I remember working at a building society and happily serving the smelly customers as everyone else fled to the back of the room. I remember being at candle parties and practically inhaling the testers but barely smelling anything. I remember Allan gagging when changing some particularly bad nappies and laughing because I could barely smell them.
I don’t recall ever missing particular scents, but maybe it’s because I haven’t smelled them for so long that I can’t remember what I’m missing.
But I also remember amusing our 4 month old baby as smoke started to fill our kitchen and only noticing when Allan told me to take her outside. I also remember when Allan couldn’t understand why I hadn’t noticed the smell of kerosene from our leaking oil tank.

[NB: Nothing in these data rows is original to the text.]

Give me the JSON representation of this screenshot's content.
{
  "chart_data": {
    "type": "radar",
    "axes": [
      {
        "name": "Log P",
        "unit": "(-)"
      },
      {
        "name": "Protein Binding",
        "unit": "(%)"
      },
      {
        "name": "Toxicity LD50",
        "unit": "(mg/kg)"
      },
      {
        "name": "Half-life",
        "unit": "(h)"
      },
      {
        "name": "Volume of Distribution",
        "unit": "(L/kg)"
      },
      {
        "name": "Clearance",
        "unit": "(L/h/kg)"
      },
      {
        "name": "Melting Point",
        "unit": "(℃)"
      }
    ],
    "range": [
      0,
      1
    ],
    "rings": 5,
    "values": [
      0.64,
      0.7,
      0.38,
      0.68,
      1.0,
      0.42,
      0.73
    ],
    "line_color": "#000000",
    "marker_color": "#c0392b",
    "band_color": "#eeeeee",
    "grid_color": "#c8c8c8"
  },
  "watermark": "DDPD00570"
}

I remember a few occasions when my lack of smell could have resulted in something very serious and feeling terrible because it was no longer just me at risk, it was my young family.
I decided to get to the bottom of it and went to my GP. She checked me over, looking for obvious signs of a cause. When she found nothing she was happy to leave it there, but I wanted answers and she grudgingly suggested I could be referred to an ear, nose & throat specialist, which I happily agreed to.
A few months later I attended my appointment to see the specialist. I was given a book of scratch and sniff panels where I had to decide which of the multiple choice answers matched the scent. Very few were obvious, petrol being one of them, and I wasn’t surprised to learn that I had only around a third of them right.
The next bit wasn’t nice. A numbing spray went up my nose and down the back of my throat and it tasted awful! The doctor then inserted a camera in my nose, then further up, which felt like a magic trick because my nose didn’t seem that long when I went in!
With the tests over I finally had a name for my lack of sense of smell – hyposmia.
Hyposmia is the medical term for someone with a reduced ability to smell. It is often caused by a trauma or virus, but can also come out of nowhere and that seems to be where I land.
The specialist told me that there is one possible way to encourage my sense of smell to return, smell training. It involves sniffing four different scents which represent different types of smells (fruity, floral, spicy and resinous), twice daily for 12 weeks, to train my nose and brain to recognise these aromas.
I have placed my order, my oils are on their way, and I’ll let you know how I get on in around 12 weeks!